Die beiden Fahrspuren werden für den Busverkehr überwiegend jeweils 3,25 Meter breit. Im Zulauf auf die Kreuzungen sind teilweise weiterhin zwei Fahrspuren in eine Fahrtrichtung notwendig. Nach dem Umbau bleiben etwa 135 der aktuell 191 Parkplätze erhalten. Durch die Parkbuchtbreite von 2,20 Meter verbessert sich auch die Haltesituation für den Lieferverkehr.
Das Baureferat hat im Zuge der Planungen Baumpflanzungen anhand der Lage der Versorgungsleitungen und anhand gestalterischer Aspekte geprüft. Insgesamt können die Gartenbau-Expertinnen des Referats 27 neue Bäume pflanzen, teilweise durch Entsiegelung von Asphalt- oder Kleinsteinflächen, teilweise durch Ergänzung von Baumreihen innerhalb bestehender Grünflächen.

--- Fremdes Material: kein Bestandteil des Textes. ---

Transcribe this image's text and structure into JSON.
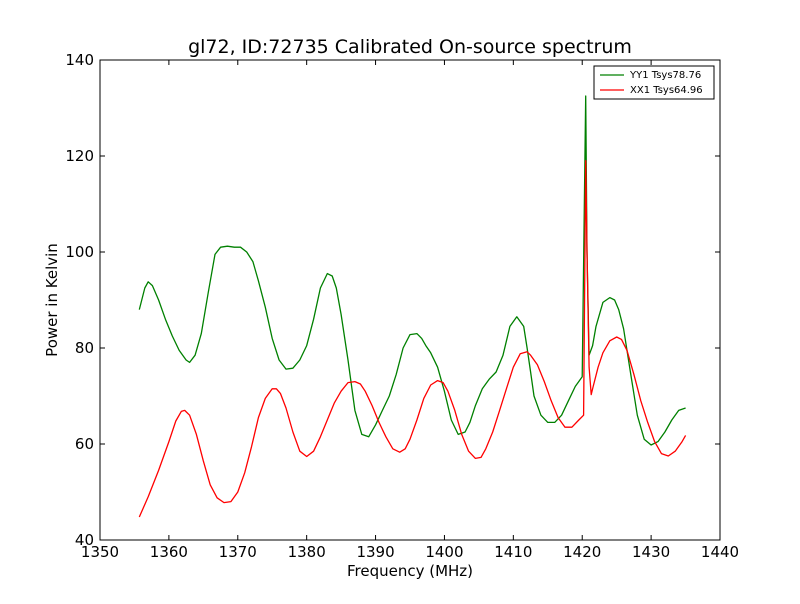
{
  "chart_data": {
    "type": "line",
    "title": "gl72, ID:72735 Calibrated On-source spectrum",
    "xlabel": "Frequency (MHz)",
    "ylabel": "Power in Kelvin",
    "xlim": [
      1350,
      1440
    ],
    "ylim": [
      40,
      140
    ],
    "xticks": [
      1350,
      1360,
      1370,
      1380,
      1390,
      1400,
      1410,
      1420,
      1430,
      1440
    ],
    "yticks": [
      40,
      60,
      80,
      100,
      120,
      140
    ],
    "grid": false,
    "legend_position": "top-right",
    "series": [
      {
        "name": "YY1 Tsys78.76",
        "color": "#008000",
        "x": [
          1355.7,
          1356.5,
          1357.0,
          1357.6,
          1358.5,
          1359.5,
          1360.5,
          1361.5,
          1362.5,
          1363.0,
          1363.8,
          1364.7,
          1365.7,
          1366.7,
          1367.5,
          1368.5,
          1369.5,
          1370.4,
          1371.3,
          1372.2,
          1373.0,
          1374.0,
          1375.0,
          1376.0,
          1377.0,
          1378.0,
          1379.0,
          1380.0,
          1381.0,
          1382.0,
          1383.0,
          1383.7,
          1384.3,
          1385.0,
          1386.0,
          1387.0,
          1388.0,
          1389.0,
          1390.0,
          1391.0,
          1392.0,
          1393.0,
          1394.0,
          1395.0,
          1396.0,
          1396.7,
          1397.3,
          1398.0,
          1399.0,
          1400.0,
          1401.0,
          1402.0,
          1403.0,
          1403.7,
          1404.5,
          1405.5,
          1406.5,
          1407.5,
          1408.5,
          1409.5,
          1410.5,
          1411.5,
          1412.0,
          1412.5,
          1413.0,
          1414.0,
          1415.0,
          1416.0,
          1417.0,
          1418.0,
          1419.0,
          1420.0,
          1420.5,
          1420.7,
          1421.0,
          1421.5,
          1422.0,
          1423.0,
          1424.0,
          1424.7,
          1425.3,
          1426.0,
          1427.0,
          1428.0,
          1429.0,
          1430.0,
          1431.0,
          1432.0,
          1433.0,
          1434.0,
          1435.0
        ],
        "values": [
          88.0,
          92.5,
          93.8,
          93.0,
          90.0,
          86.0,
          82.5,
          79.5,
          77.5,
          77.0,
          78.5,
          83.0,
          91.5,
          99.5,
          101.0,
          101.2,
          101.0,
          101.0,
          100.0,
          98.0,
          94.0,
          88.5,
          82.0,
          77.5,
          75.6,
          75.8,
          77.5,
          80.5,
          86.0,
          92.5,
          95.5,
          95.0,
          92.5,
          87.0,
          77.5,
          67.0,
          62.0,
          61.5,
          64.0,
          67.0,
          70.0,
          74.5,
          80.0,
          82.8,
          83.0,
          82.0,
          80.5,
          79.0,
          76.0,
          71.0,
          65.0,
          62.0,
          62.5,
          64.5,
          68.0,
          71.5,
          73.5,
          75.0,
          78.5,
          84.5,
          86.5,
          84.5,
          80.0,
          75.0,
          70.0,
          66.0,
          64.5,
          64.5,
          66.0,
          69.0,
          72.0,
          74.0,
          132.5,
          100.0,
          78.5,
          80.5,
          84.5,
          89.5,
          90.5,
          90.0,
          88.0,
          84.0,
          75.0,
          66.0,
          61.0,
          59.8,
          60.5,
          62.5,
          65.0,
          67.0,
          67.5
        ]
      },
      {
        "name": "XX1 Tsys64.96",
        "color": "#ff0000",
        "x": [
          1355.7,
          1357.0,
          1358.5,
          1360.0,
          1361.0,
          1361.8,
          1362.3,
          1363.0,
          1364.0,
          1365.0,
          1366.0,
          1367.0,
          1368.0,
          1369.0,
          1370.0,
          1371.0,
          1372.0,
          1373.0,
          1374.0,
          1375.0,
          1375.6,
          1376.2,
          1377.0,
          1378.0,
          1379.0,
          1380.0,
          1381.0,
          1382.0,
          1383.0,
          1384.0,
          1385.0,
          1386.0,
          1387.0,
          1387.8,
          1388.5,
          1389.5,
          1390.5,
          1391.5,
          1392.5,
          1393.5,
          1394.3,
          1395.0,
          1396.0,
          1397.0,
          1398.0,
          1399.0,
          1399.8,
          1400.5,
          1401.5,
          1402.5,
          1403.5,
          1404.5,
          1405.3,
          1406.0,
          1407.0,
          1408.0,
          1409.0,
          1410.0,
          1411.0,
          1412.0,
          1412.5,
          1413.5,
          1414.5,
          1415.5,
          1416.5,
          1417.5,
          1418.5,
          1419.5,
          1420.2,
          1420.5,
          1420.7,
          1421.0,
          1421.3,
          1421.6,
          1422.3,
          1423.0,
          1424.0,
          1425.0,
          1425.7,
          1426.5,
          1427.5,
          1428.5,
          1429.5,
          1430.5,
          1431.5,
          1432.5,
          1433.5,
          1434.5,
          1435.0
        ],
        "values": [
          44.8,
          49.0,
          54.5,
          60.5,
          64.8,
          66.8,
          67.0,
          66.0,
          62.0,
          56.5,
          51.5,
          48.8,
          47.8,
          48.0,
          50.0,
          54.0,
          59.5,
          65.5,
          69.5,
          71.5,
          71.5,
          70.5,
          67.5,
          62.5,
          58.5,
          57.4,
          58.5,
          61.5,
          65.0,
          68.5,
          71.0,
          72.8,
          73.0,
          72.5,
          71.0,
          68.0,
          64.5,
          61.5,
          59.0,
          58.3,
          59.0,
          61.0,
          65.0,
          69.5,
          72.3,
          73.2,
          72.8,
          71.0,
          67.0,
          62.0,
          58.5,
          57.0,
          57.2,
          59.0,
          62.5,
          67.0,
          71.5,
          76.0,
          78.8,
          79.2,
          78.5,
          76.5,
          73.0,
          69.0,
          65.5,
          63.5,
          63.5,
          65.0,
          66.0,
          119.0,
          100.0,
          76.0,
          70.3,
          72.0,
          76.0,
          79.0,
          81.5,
          82.3,
          81.8,
          79.5,
          74.5,
          69.0,
          64.5,
          60.5,
          58.0,
          57.5,
          58.5,
          60.5,
          61.8
        ]
      }
    ]
  }
}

Mit dem Mobilitätsreferat und der Stadtwerke München GmbH wurde abgestimmt, dass die Bushaltestelle Ackermannstraße sowohl auf der Nord- als auch auf der Südseite auf die westliche Seite der Kreuzung Ackermann-/Schleißheimer/Karl-Theodor-Straße verlegt und barrierefrei ausgebaut wird. Ebenso wird die Bushaltestelle an der Ecke Karl-Theodor-/ Angererstraße barrierefrei ausgebaut. Die nördliche Haltestelle wird dabei auf der Ostseite der Kreuzung Borschtallee/Karl-Theodor-/Angererstraße eingerichtet und die südliche Haltestelle auf der Westseite. Das Baureferat wird den Umbau der Karl-Theodor-Straße zwischen Schleißheimer Straße und Bonner Platz in mehreren Bauabschnitten voraussichtlich zwischen Ende 2025/Anfang 2026 bis Ende 2026/Sommer 2027 durchführen. Die vom Stadtrat genehmigten Projektkosten liegen bei 9,5 Millionen Euro. Der Bezirksausschuss Schwabing-West, der Städtische Beraterkreis für Barrierefreies Planen und Bauen sowie der Behindertenbeirat der Landeshauptstadt München haben den Plänen zugestimmt.
Achtung Redaktionen: Mehr Informationen finden sich im Beschluss des Bauausschusses des Stadtrats vom 11. Februar 2025 (Sitzungsvorlage Nr. 20-26 / V 14218).